טכניון מכון טכנולוגי לישראל
הטכניון מכון טכנולוגי לישראל - בית הספר ללימודי מוסמכים  
Ph.D Thesis
Ph.D StudentBoni Odellia
SubjectRobust Solutions of Conic Quadratic Problems
DepartmentDepartment of Industrial Engineering and Management
Supervisor Professor Emeritus Aharon Ben-Tal
Full Thesis textFull thesis text - English Version


Abstract

Robust optimization aims to find solutions which are feasible for every realization of the uncertain data affecting the optimization problem.


This work extends the methodology of Robust Optimization in three important directions.

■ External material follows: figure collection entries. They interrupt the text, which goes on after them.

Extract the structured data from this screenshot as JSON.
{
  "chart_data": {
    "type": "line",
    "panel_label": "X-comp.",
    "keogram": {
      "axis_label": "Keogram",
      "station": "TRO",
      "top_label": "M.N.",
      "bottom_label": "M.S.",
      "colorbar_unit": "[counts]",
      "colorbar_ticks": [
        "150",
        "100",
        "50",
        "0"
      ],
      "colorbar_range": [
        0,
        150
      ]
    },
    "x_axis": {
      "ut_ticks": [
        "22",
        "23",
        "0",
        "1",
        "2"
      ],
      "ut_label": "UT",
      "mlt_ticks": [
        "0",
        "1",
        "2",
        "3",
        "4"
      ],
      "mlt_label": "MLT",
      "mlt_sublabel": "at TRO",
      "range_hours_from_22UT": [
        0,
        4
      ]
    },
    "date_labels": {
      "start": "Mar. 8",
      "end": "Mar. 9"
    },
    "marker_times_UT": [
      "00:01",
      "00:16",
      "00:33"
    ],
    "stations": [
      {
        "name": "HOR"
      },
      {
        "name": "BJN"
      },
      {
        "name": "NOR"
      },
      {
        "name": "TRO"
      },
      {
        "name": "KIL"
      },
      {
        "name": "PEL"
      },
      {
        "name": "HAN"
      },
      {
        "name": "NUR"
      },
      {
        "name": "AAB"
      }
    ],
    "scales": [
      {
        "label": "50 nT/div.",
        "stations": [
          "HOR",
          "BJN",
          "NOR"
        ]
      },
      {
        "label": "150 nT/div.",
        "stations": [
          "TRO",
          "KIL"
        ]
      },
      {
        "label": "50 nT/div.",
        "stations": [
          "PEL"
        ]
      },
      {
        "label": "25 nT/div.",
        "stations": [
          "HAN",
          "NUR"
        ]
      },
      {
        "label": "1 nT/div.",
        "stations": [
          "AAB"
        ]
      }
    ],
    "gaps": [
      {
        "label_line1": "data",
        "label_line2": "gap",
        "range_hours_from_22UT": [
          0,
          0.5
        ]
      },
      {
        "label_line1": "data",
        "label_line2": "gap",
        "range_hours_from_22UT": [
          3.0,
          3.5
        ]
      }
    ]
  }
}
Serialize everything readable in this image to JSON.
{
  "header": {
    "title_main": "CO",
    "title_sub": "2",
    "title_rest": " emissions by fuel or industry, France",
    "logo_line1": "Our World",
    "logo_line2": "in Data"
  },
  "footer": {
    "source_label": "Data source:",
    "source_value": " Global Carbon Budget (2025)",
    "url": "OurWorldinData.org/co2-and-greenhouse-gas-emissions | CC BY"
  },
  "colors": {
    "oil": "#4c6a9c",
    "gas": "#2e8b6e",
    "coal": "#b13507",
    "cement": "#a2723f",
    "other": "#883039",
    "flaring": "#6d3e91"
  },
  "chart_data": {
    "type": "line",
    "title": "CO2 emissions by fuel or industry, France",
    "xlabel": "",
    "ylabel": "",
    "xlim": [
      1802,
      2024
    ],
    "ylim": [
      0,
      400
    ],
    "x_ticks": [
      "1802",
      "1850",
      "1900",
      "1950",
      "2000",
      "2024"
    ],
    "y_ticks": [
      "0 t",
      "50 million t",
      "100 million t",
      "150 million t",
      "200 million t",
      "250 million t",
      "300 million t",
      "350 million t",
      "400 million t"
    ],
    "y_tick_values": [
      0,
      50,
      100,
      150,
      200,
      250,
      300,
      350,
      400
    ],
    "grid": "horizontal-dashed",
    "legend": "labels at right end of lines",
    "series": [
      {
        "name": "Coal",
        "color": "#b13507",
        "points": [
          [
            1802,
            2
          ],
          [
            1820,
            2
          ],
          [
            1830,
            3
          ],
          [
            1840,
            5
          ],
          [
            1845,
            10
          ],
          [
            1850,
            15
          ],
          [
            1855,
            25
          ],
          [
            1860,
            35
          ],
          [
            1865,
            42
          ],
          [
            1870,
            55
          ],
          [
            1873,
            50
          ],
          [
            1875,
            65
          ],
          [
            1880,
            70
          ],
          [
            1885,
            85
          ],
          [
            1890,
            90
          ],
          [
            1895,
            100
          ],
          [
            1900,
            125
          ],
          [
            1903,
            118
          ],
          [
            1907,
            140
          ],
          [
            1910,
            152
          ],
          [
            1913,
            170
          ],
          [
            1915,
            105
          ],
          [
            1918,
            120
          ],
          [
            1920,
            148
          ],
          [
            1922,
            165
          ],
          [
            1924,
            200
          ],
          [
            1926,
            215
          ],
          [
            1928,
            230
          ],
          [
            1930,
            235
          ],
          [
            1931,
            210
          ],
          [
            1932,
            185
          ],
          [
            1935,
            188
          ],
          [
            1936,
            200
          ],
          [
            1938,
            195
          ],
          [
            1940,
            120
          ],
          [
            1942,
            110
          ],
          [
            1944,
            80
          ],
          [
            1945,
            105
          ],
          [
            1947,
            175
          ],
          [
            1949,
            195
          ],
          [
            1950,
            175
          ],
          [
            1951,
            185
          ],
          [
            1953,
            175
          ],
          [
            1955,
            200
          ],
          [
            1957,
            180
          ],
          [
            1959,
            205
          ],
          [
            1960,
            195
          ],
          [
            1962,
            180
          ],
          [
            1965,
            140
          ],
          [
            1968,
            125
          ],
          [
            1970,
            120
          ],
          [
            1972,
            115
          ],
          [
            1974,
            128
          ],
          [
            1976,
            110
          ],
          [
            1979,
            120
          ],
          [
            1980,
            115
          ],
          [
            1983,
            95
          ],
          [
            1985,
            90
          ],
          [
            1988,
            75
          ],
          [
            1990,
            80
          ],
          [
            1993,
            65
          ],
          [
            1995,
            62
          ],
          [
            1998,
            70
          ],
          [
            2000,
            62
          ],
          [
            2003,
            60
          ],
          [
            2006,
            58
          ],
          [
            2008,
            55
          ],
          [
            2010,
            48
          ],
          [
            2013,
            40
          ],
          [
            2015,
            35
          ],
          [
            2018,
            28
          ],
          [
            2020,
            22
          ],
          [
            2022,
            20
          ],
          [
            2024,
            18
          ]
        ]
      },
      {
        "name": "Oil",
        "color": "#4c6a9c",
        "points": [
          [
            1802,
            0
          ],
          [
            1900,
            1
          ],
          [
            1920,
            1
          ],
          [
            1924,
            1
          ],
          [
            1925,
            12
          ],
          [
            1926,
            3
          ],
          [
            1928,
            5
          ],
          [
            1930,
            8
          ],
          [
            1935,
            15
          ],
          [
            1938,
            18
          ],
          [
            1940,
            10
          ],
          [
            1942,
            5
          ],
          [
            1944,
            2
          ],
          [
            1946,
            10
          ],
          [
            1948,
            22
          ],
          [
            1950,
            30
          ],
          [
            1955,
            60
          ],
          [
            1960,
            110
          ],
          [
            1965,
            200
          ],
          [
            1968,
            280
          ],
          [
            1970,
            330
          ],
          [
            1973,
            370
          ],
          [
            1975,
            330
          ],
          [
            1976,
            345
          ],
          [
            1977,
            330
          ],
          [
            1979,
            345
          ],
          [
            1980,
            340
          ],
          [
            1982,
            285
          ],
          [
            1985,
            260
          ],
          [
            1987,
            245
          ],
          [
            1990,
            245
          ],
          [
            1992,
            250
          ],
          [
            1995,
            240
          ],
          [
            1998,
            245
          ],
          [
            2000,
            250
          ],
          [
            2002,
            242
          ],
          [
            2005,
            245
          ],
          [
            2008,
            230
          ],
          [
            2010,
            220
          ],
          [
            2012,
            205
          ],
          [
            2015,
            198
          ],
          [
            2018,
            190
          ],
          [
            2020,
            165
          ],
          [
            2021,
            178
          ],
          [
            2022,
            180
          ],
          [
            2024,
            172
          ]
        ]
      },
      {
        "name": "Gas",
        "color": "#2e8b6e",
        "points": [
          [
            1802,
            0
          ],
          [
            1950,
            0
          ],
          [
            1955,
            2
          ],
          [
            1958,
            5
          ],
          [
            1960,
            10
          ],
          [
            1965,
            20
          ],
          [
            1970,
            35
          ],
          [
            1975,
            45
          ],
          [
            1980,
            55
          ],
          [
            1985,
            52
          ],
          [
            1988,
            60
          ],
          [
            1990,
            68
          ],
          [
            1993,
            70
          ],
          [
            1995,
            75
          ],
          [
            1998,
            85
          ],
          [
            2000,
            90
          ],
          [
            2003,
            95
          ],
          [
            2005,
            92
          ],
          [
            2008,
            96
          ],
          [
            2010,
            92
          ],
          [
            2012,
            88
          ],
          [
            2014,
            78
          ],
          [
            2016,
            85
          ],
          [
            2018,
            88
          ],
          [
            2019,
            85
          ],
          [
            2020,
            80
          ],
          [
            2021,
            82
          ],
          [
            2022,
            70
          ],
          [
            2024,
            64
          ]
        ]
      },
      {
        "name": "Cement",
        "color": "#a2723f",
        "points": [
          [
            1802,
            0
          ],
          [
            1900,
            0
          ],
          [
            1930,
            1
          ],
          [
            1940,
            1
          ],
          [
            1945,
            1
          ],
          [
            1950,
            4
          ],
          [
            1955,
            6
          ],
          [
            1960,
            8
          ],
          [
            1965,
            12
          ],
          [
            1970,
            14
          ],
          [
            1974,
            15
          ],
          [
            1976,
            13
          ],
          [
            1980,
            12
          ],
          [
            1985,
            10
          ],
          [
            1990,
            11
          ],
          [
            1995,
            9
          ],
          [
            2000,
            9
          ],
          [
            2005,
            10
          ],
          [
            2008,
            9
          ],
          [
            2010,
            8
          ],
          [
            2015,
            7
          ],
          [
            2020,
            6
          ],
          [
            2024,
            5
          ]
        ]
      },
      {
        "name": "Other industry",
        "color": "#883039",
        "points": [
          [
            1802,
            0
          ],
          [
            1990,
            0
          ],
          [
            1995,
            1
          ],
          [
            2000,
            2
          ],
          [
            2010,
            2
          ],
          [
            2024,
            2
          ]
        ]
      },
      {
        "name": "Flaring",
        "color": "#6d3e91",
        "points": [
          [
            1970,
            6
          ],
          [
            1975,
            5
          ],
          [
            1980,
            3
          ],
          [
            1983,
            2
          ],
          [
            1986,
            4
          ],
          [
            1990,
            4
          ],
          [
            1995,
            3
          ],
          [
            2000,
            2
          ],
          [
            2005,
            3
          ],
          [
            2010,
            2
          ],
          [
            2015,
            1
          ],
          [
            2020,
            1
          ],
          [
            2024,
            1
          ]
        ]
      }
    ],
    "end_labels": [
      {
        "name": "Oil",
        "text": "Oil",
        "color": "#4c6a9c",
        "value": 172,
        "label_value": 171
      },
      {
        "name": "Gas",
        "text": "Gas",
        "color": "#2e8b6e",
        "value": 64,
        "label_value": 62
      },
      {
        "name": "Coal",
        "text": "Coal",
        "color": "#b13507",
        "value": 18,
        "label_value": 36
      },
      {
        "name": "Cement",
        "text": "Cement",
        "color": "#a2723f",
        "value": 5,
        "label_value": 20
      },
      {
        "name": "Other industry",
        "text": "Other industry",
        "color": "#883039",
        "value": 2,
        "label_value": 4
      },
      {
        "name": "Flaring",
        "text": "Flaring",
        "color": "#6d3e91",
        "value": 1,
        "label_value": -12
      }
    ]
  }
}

The first is finding robust solutions to conic quadratic problems. The results known so far assumed independency of the uncertainties affecting both sides of the conic quadratic constraint. We present applications for which this assumption is inherently false and develop a semidefinite approximation to the robust counterpart relieving the independency assumption. Applying this approximation to problems in finance and robotics shows that the level of the approximation is good and performs better than other recently introduced approximations.


The second direction deals with multi-stage conic quadratic and semidefinite problems, where one can take advantage of the fact that part of the decision variables may not have to be determined beforehand (“adjustable variables”). Up till now, this approach was incorporated only into uncertain linear problems. We incorporate it into robust conic quadratic and semidefinite optimization. The new methodology is applied to a problem of subway route design and a problem in supply chain management. The results are compared to the nominal and non-adjustable robust solutions. They demonstrate that the adjustable robust solution maintains feasibility for all realizations, and obtains better objective function values.


Finally, we present a model of “mixed uncertainty” where the optimization problem is affected by bounded perturbations as well as random ones. In these cases the aim is to ensure feasibility of the solution for all bounded perturbations and for most probable random perturbations. We develop approximated robust counterparts for linear, conic quadratic and semidefinite constraints affected by mixed uncertainty.